Not Last Night, but the Night Before: The Esplanade

A summer storm is blowing in and now is the calm before. The air is heavy but not heaving, the wind is a whisper and the sea is not-quite calm. The water, the clouds, the sky are grades of grey and blue. They suit my mood which, at new year, is resolvant melancholy.

(no, you’re right, resolvant isn’t a word, but what then is a melancholic when she is resolved?)

In the houses of The Esplanade – town houses with sea views from front windows and neighbours’ clotheslines from the rest – BBQs are firing, sundowners are downed. I walk along the wide paved path between the houses and the sand. Around me, thin and sinewed runners take straight lines while children on their scooters turn and weave. Babies in prams, on hips, in slings. Men and women grown old together are walking hand-in-hand, arm-in-arm or three steps apart.

Below, in the sand and the sea, families and couples and tribes of young adults (through the eyes of middle age these last are grown up children, aren’t they, but don’t tell them I think that way – they’ll only roll their eyes). Mothers wrap first towels and then their arms around shivering children. There are rubber balls, tennis balls and frisbees. From here, there is no sound when they hit the sand, a splash when they hit the water and, when the throw is bad, the stinging slap against wet skin (ya fkn dkhd, what was that?).

A spotter plane (fixed wing, I know these things) flies close to the shore. This summer, sharks are spotted every second day (it’s the bogans on the jetty chucking the crab nets off the jetty down at Brighton; how shocking sharks in their own habitat what do u expect u moron – this is what I’ve learnt from facebook). I have heard the sirens sound and seen the water cleared while helicopters hover and rubber boats charge out from the shore. Cartilaginous beasts and their teeth are not welcome here.

Dogs, their owners walking in opposite directions, slow down, sniff, then chase. Their owners stand, facing each other, calling their dogs. The dogs run, first to one voice then the other, back and forth, splashing through the shallows and kicking up the sand. The human voices first are high, then as frustration grows they deepen. Who knows why but the dogs stop their frolic and part, running towards their owners.

I have been past the café, the storm water drain (a trickle now but it will gush when the storm blows in), the sculpture. I have turned and now I’m nearly back at the start. My children will be home from cricket and surf lifesaving and needing to be fed. But I’m not ready to go home, not ready to leave this place where the land meets the sea and we are, all of us – walking, swimming, running, calling our dogs, chasing our kids – together but apart.
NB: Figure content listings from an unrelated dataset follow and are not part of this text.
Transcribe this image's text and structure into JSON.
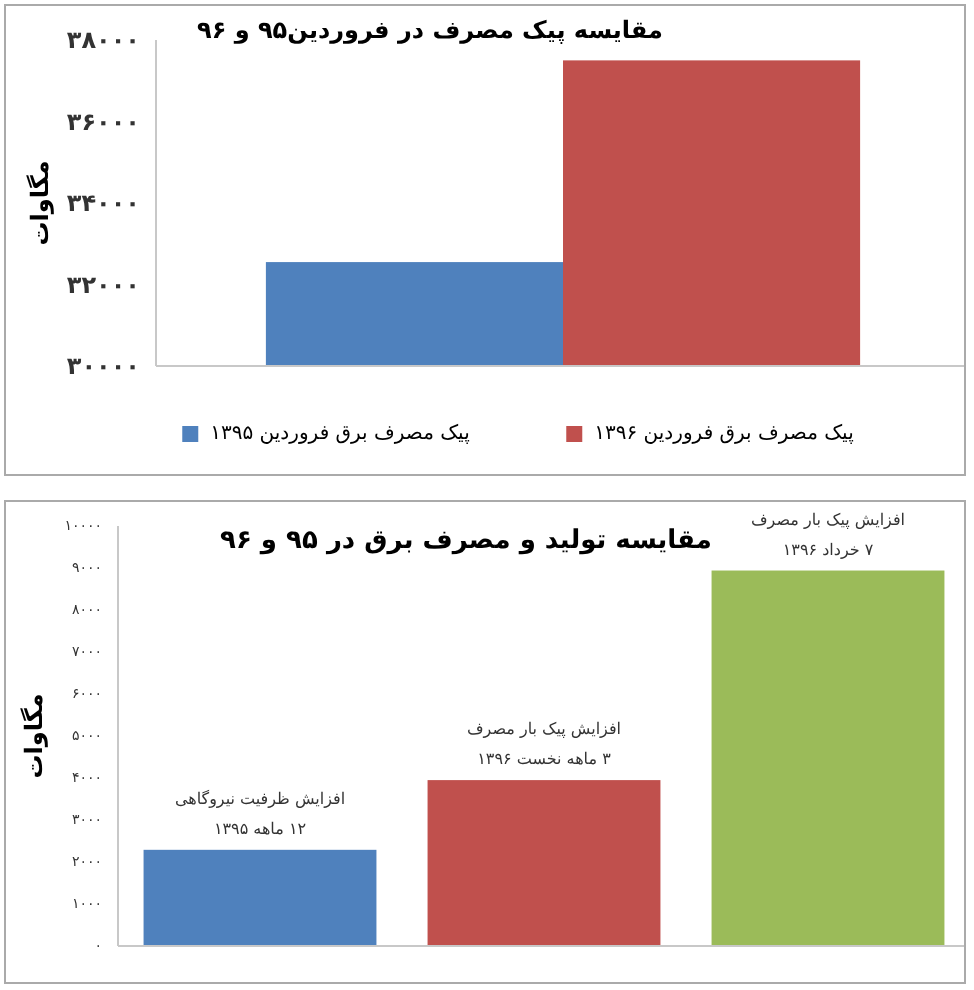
{
  "chart_data": [
    {
      "type": "bar",
      "title": "مقایسه پیک مصرف در فروردین۹۵ و ۹۶",
      "ylabel": "مگاوات",
      "categories": [
        null
      ],
      "series": [
        {
          "name": "پیک مصرف برق فروردین ۱۳۹۵",
          "color": "#4f81bd",
          "values": [
            32550
          ]
        },
        {
          "name": "پیک مصرف برق فروردین ۱۳۹۶",
          "color": "#c0504d",
          "values": [
            37500
          ]
        }
      ],
      "ylim": [
        30000,
        38000
      ],
      "yticks": [
        {
          "value": 30000,
          "label": "۳۰۰۰۰"
        },
        {
          "value": 32000,
          "label": "۳۲۰۰۰"
        },
        {
          "value": 34000,
          "label": "۳۴۰۰۰"
        },
        {
          "value": 36000,
          "label": "۳۶۰۰۰"
        },
        {
          "value": 38000,
          "label": "۳۸۰۰۰"
        }
      ],
      "grid": false,
      "legend": "bottom"
    },
    {
      "type": "bar",
      "title": "مقایسه تولید و مصرف برق در ۹۵ و ۹۶",
      "ylabel": "مگاوات",
      "categories": [
        null,
        null,
        null
      ],
      "values": [
        2290,
        3950,
        8940
      ],
      "colors": [
        "#4f81bd",
        "#c0504d",
        "#9bbb59"
      ],
      "value_labels": [
        "افزایش ظرفیت نیروگاهی\n۱۲ ماهه ۱۳۹۵",
        "افزایش پیک بار مصرف\n۳ ماهه نخست ۱۳۹۶",
        "افزایش پیک بار مصرف\n۷ خرداد ۱۳۹۶"
      ],
      "ylim": [
        0,
        10000
      ],
      "yticks": [
        {
          "value": 0,
          "label": "۰"
        },
        {
          "value": 1000,
          "label": "۱۰۰۰"
        },
        {
          "value": 2000,
          "label": "۲۰۰۰"
        },
        {
          "value": 3000,
          "label": "۳۰۰۰"
        },
        {
          "value": 4000,
          "label": "۴۰۰۰"
        },
        {
          "value": 5000,
          "label": "۵۰۰۰"
        },
        {
          "value": 6000,
          "label": "۶۰۰۰"
        },
        {
          "value": 7000,
          "label": "۷۰۰۰"
        },
        {
          "value": 8000,
          "label": "۸۰۰۰"
        },
        {
          "value": 9000,
          "label": "۹۰۰۰"
        },
        {
          "value": 10000,
          "label": "۱۰۰۰۰"
        }
      ],
      "grid": false
    }
  ]
}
I sit on an empty bench. It is dedicated by plaque to a man whose name I will never remember by a woman I’ll never know. Now that I have stopped I can hear the sea rolling in. The waves are breaking softly across the sand. That sound must have been there while I was walking but I guess I couldn’t hear it above my thoughts. At my feet are three cigarette butts that were pushed out of shape by smokers’ thumbs before they were flicked to the ground or flattened under shoes. I see smudges of black ash, chewing gum stains and ants on their well-trodden path.

Snatches of conversation sound behind me. I don’t know what she wants from me … I know and that’s the situation in Germany too … yeah but mate, who gives a fuck.
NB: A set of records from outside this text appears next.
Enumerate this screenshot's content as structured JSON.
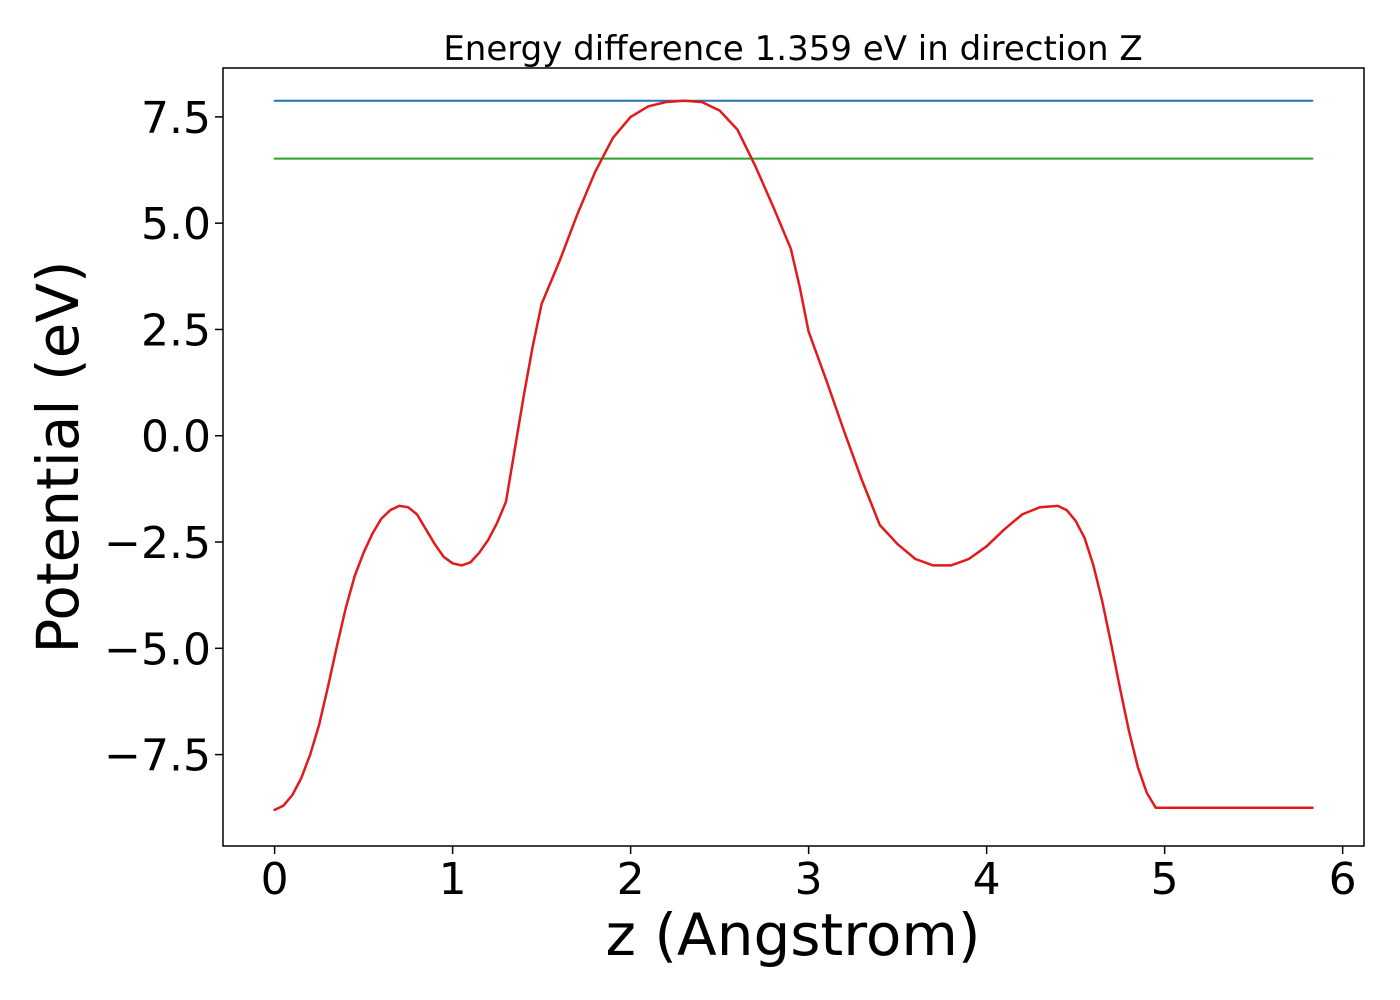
{
  "chart_data": {
    "type": "line",
    "title": "Energy difference 1.359 eV in direction Z",
    "xlabel": "z (Angstrom)",
    "ylabel": "Potential (eV)",
    "xlim": [
      -0.29,
      6.12
    ],
    "ylim": [
      -9.65,
      8.65
    ],
    "xticks": [
      0,
      1,
      2,
      3,
      4,
      5,
      6
    ],
    "xtick_labels": [
      "0",
      "1",
      "2",
      "3",
      "4",
      "5",
      "6"
    ],
    "yticks": [
      -7.5,
      -5.0,
      -2.5,
      0.0,
      2.5,
      5.0,
      7.5
    ],
    "ytick_labels": [
      "−7.5",
      "−5.0",
      "−2.5",
      "0.0",
      "2.5",
      "5.0",
      "7.5"
    ],
    "grid": false,
    "colors": {
      "potential": "#e31a1c",
      "max_level": "#1f77b4",
      "reference_level": "#2ca02c"
    },
    "series": [
      {
        "key": "potential",
        "x": [
          0.0,
          0.05,
          0.1,
          0.15,
          0.2,
          0.25,
          0.3,
          0.35,
          0.4,
          0.45,
          0.5,
          0.55,
          0.6,
          0.65,
          0.7,
          0.75,
          0.8,
          0.85,
          0.9,
          0.95,
          1.0,
          1.05,
          1.1,
          1.15,
          1.2,
          1.25,
          1.3,
          1.35,
          1.4,
          1.45,
          1.5,
          1.6,
          1.7,
          1.8,
          1.9,
          2.0,
          2.1,
          2.2,
          2.3,
          2.4,
          2.5,
          2.6,
          2.7,
          2.8,
          2.9,
          2.95,
          3.0,
          3.1,
          3.2,
          3.3,
          3.4,
          3.5,
          3.6,
          3.7,
          3.8,
          3.9,
          4.0,
          4.1,
          4.2,
          4.3,
          4.4,
          4.45,
          4.5,
          4.55,
          4.6,
          4.65,
          4.7,
          4.75,
          4.8,
          4.85,
          4.9,
          4.95,
          5.0,
          5.05,
          5.1,
          5.15,
          5.2,
          5.25,
          5.3,
          5.35,
          5.4,
          5.45,
          5.5,
          5.55,
          5.6,
          5.65,
          5.7,
          5.75,
          5.8,
          5.83
        ],
        "y": [
          -8.8,
          -8.7,
          -8.45,
          -8.05,
          -7.5,
          -6.8,
          -5.9,
          -4.95,
          -4.05,
          -3.3,
          -2.75,
          -2.3,
          -1.95,
          -1.75,
          -1.65,
          -1.68,
          -1.85,
          -2.2,
          -2.55,
          -2.85,
          -3.0,
          -3.05,
          -2.98,
          -2.75,
          -2.45,
          -2.05,
          -1.55,
          -0.3,
          0.95,
          2.1,
          3.1,
          4.1,
          5.2,
          6.2,
          7.0,
          7.5,
          7.75,
          7.85,
          7.88,
          7.85,
          7.65,
          7.2,
          6.35,
          5.4,
          4.4,
          3.5,
          2.45,
          1.3,
          0.1,
          -1.05,
          -2.1,
          -2.55,
          -2.9,
          -3.05,
          -3.05,
          -2.9,
          -2.6,
          -2.2,
          -1.85,
          -1.68,
          -1.65,
          -1.75,
          -2.0,
          -2.4,
          -3.05,
          -3.9,
          -4.9,
          -5.95,
          -6.95,
          -7.8,
          -8.4,
          -8.75,
          -8.75,
          -8.75,
          -8.75,
          -8.75,
          -8.75,
          -8.75,
          -8.75,
          -8.75,
          -8.75,
          -8.75,
          -8.75,
          -8.75,
          -8.75,
          -8.75,
          -8.75,
          -8.75,
          -8.75,
          -8.75
        ]
      },
      {
        "key": "max_level",
        "x": [
          0.0,
          5.83
        ],
        "y": [
          7.88,
          7.88
        ]
      },
      {
        "key": "reference_level",
        "x": [
          0.0,
          5.83
        ],
        "y": [
          6.52,
          6.52
        ]
      }
    ]
  }
}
Another plane – a jet – taken off from the airport a few kilometres down, flies out, gaining altitude over the sea before it banks and flies back towards the shore. I have already told you that I love the sight and the sound of those jets, but every day I love them more. They take my love and then they bring him home to me. The goodbye is getting harder but it takes less time to find my equilibrium.

A woman and a man are together in the sea. They are facing the shore, and she is behind him, her arms wrapped around his shoulders while his cannot be seen. He turns his head. Her neck stretches forward.

They kiss.

I think, Who knows what goes on beneath the surface.

Perhaps their feet are buried in the sand and they are grounded.
Or maybe they are floating.

5 thoughts on “Not Last Night, but the Night Before: The Esplanade”

  1. I miss the sea but look forward to tomorrow’s walk round our beautiful lake, when I will see the Canberra equivalents of all your characters. Lovely and might the melancholic perhaps be resolute?

  2. You have this uncanny way of pulling me right into a scene or a place or an emotional landscape. I’m at my parents’ place in New Plymouth, it’s a grey rainy morning (there’s a reason that Taranaki is so green!) and the sea has disappeared, but I’m seeing beaches and sulky waves and people, and feeling a sense of within and without.

    Thank you for sharing this. I love reading your writing.